Dimanche 20 janvier 2019 - 2e Dimanche Année C

M’a déçu

Isaïe 62,1-5 - Psaume 95,1-3.7-10 - 1 Corinthiens 12,4-11 - Jean 2,1-11
dimanche 20 janvier 2019.
 

Une mère se plaignait auprès de moi de cette appréciation portée par un enseignant sur le carnet d’un de ses enfants. En effet, l’auteur émet ainsi un commentaire fermé sur le passé, replié sur lui-même et parasité par sa subjectivité intrusive, pour ne pas dire par une affectivité envahissante bien typique de notre époque moderne. S’il espère ainsi piquer l’élève pour mieux l’inciter à se reprendre, il s’agit pour le moins d’une maladresse. Sans doute cherche-t-il aussi par coquetterie à innover par rapport au classique « peut mieux faire ». Mais il aurait mieux fait justement de s’en tenir à cette indication qui présente l’avantage considérable d’être objective et encourageante.

À propos, devant le miracle de l’eau changée en vin, ne serait-on pas tenté de penser : « Peut mieux faire » ? Dieu n’a-t-il pas tout créé à partir de rien ? Jésus n’aurait-il pas mieux manifesté sa gloire en faisant apparaître du vin dans des cruches vides ? D’ailleurs, « cana » signifie « créer, procréer » en hébreu. Notre goût est pour le merveilleux et les démonstrations de force, or, la discrétion et le respect des réalités sont plutôt les voies de Dieu.

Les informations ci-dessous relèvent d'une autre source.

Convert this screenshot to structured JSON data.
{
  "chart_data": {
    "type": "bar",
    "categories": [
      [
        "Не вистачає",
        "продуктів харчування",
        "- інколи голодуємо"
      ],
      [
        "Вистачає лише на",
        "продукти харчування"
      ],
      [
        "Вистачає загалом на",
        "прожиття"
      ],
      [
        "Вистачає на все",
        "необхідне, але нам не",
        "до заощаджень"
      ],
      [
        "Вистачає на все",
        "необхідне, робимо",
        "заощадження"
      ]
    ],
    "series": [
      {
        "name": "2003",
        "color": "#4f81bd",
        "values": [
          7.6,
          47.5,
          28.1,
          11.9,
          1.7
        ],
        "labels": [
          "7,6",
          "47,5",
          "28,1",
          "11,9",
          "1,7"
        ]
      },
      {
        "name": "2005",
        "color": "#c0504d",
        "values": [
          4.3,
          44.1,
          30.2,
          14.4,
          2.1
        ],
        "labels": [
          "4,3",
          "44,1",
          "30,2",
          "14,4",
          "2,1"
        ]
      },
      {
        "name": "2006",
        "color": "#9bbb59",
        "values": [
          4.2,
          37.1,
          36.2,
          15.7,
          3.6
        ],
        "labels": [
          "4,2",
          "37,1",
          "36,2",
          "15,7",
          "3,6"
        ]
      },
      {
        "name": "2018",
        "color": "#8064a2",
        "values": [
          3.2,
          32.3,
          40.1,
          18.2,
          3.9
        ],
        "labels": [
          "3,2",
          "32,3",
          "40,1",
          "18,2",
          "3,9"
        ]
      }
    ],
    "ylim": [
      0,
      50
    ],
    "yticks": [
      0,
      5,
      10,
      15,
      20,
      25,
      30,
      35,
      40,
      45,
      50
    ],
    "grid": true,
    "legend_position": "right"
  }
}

Mais surtout, l’essentiel est ailleurs, c’est le sens ; particulièrement chez Jean qui ne parle pas de « miracles », mais de « signes ».

Ici, l’eau signifie les larmes d’Israël, représenté par la « mère de Jésus » et « les serviteurs » qui l’ont puisée : « Toi qui comptes mes pas vagabonds, recueille en tes outres mes larmes - cela n’est-il pas dans ton livre ? » (Psaume 55/56,9). Il en est de deux natures : les larmes de la désolation devant les épreuves et dans les tribulations, comme celles de Rachel « qui ne veut pas être consolée parce que ses enfants ne sont plus », et les larmes du repentir où se réalise la conversion. Les unes et les autres, jaillissant « d’un cœur brisé, d’un esprit humilié » que Dieu accueille avec tendresse et miséricorde, sont mêlées dans les « cœurs de pierre » symbolisés par les jarres. Ensemble, elles constituent « l’eau pour la purification des Juifs » promise par le Seigneur : « Je verserai sur vous une eau pure et vous serez purifiés, j’enlèverai votre cœur de pierre et vous donnerai un cœur de chair ». Tel est le véritable miracle dont l’eau changée en vin de Cana est le signe : la création nouvelle par laquelle notre cœur guéri du péché est rendu capable d’aimer. L’opérateur de cette merveille, c’est la Pâque du Christ : sa souffrance et sa mort qui nous libèrent du mal, et sa résurrection qui nous établit dans la sainteté de l’amour.

Toutes les larmes du monde sont recueillies dans les souffrances de Jésus Christ pour qu’il les transforme en vin des noces, celles de l’Agneau et de son Épouse qu’il se présente à lui-même pure et sans tache parce qu’il la purifie et la libère du péché. Dans notre épisode, en effet, les mariés sont transparents car le véritable époux, c’est Jésus, et la véritable épouse, c’est l’Église en laquelle toutes les nations ont vocation à rejoindre Israël, y compris les déçus de Dieu.

Ces déçus attendent de Dieu ce que les hommes désirent dans leur trop courte vue de la vie. Ils ne savent pas que Dieu peut faire mieux que tout ce qu’ils avaient imaginé. Ils ignorent le don de Dieu et celui par qui il nous advient. Mais ses disciples ont vu sa gloire dans l’amour miséricordieux qui les unit et les ouvre à tous leurs frères humains. Ils regrettent et confessent leurs péchés en rendant grâce pour le pardon de Dieu obtenu par le sacrifice de Jésus, cette « Heure » où il laissera couler de son côté l’eau et le sang pour la purification des pécheurs dans les sacrements du baptême et de la réconciliation, et leur sanctification dans celui de l’Eucharistie. Ils supportent toutes les épreuves de l’existence en les offrant avec le Christ, mettant leur espérance en sa venue pour le « Festin des Noces éternelles » : ils ne seront pas déçus.